Today, I graduated from UCD's teaching credential program. Graduation is yet another event that encourages reflection--and more goodbyes. I realized that I graduate three years TO THE DAY after I graduated from undergrad. What a happy coincidence! Three years went by so fast. And a lot happened in the last three years--I ran two marathons! I met new people! I became a teacher! I made a difference!
|Reason #bazillion why working with kids is amazing: This poem was written by a 5th grader, whose class I was in for a mere 2 weeks. It really doesn't take long to make an impression.|
I don't know if it's because I'm a glass-is-half-full kind of person, but I feel like I have been so lucky to have gotten to where I am today on the route that I took--I firmly believe that I could not have been happier at any other college than Carleton. I could not have had a more positive experience at any other site than my lovely St. Paul elementary school. And I could not have found a better fit in terms of grad school, than I did at UCD. Everything happens for a reason, right?
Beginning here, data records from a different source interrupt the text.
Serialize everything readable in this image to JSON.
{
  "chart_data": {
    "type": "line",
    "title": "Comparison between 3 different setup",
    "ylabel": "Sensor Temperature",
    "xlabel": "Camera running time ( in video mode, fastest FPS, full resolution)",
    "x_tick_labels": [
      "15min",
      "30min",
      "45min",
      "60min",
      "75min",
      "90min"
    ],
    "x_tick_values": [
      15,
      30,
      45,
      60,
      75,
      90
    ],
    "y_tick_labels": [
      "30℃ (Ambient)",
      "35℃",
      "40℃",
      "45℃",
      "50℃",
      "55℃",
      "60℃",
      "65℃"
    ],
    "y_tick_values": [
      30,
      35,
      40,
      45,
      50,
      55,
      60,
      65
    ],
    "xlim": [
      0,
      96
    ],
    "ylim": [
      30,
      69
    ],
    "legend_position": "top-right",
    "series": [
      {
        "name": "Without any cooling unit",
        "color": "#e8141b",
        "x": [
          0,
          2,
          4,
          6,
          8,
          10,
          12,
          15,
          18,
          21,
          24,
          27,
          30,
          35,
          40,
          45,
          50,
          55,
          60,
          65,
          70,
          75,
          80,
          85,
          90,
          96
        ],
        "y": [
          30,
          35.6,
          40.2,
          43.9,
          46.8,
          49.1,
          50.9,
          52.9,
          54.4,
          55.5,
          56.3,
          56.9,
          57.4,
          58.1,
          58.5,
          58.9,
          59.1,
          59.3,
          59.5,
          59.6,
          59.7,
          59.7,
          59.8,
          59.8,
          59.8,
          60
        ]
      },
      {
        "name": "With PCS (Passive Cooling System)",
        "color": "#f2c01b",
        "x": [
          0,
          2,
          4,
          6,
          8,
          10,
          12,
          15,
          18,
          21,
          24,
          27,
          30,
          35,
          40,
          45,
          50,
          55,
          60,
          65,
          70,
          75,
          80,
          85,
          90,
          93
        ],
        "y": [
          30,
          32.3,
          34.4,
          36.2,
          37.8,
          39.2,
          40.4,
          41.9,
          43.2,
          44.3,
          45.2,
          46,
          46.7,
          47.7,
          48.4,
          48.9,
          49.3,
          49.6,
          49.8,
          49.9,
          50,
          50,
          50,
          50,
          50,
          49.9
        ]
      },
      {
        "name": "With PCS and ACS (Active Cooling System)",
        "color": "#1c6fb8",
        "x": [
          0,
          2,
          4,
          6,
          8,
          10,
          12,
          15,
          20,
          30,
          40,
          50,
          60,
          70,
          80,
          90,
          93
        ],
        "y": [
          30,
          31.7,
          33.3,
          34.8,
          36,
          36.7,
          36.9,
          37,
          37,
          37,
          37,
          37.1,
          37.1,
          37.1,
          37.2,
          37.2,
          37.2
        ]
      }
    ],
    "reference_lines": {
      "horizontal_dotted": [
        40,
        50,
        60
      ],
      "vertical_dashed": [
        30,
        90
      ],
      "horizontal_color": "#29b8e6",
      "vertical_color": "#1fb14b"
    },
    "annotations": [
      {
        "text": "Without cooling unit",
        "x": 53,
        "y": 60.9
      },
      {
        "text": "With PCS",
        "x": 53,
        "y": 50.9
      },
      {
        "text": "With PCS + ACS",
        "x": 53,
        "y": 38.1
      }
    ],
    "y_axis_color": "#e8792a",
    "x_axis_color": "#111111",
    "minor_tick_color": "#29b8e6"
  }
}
I am not one to believe in fate, or that there's some grand plan for my life, or anyone else's. That said, I think that stuff happens, and it's up to us to give it a reason. To make meaning out of the coincidences that make up life. For example, I did not just jump into a teaching after undergrad, but rather spent 2 years confirming my career goals (and having a blast, living in Minneapolis and working at a fantastic school!) I firmly believe without those years of experience, not only would I have been a horrendous student teacher, but that my particular class could have convinced a different me that teaching was not the right path, even though it could not be any clearer to me that education is my calling.
The takeaway message here is that life is what you make it--and everything happens for the reason that you give it. Life may not always go smoothly--in fact this year had me doubting my teaching abilities and included a lot of tears--but every event can be a learning experience. So here I am, ready to have my own classroom, along with seventy-some other amazing credential students who I am honored to have sat with at graduation.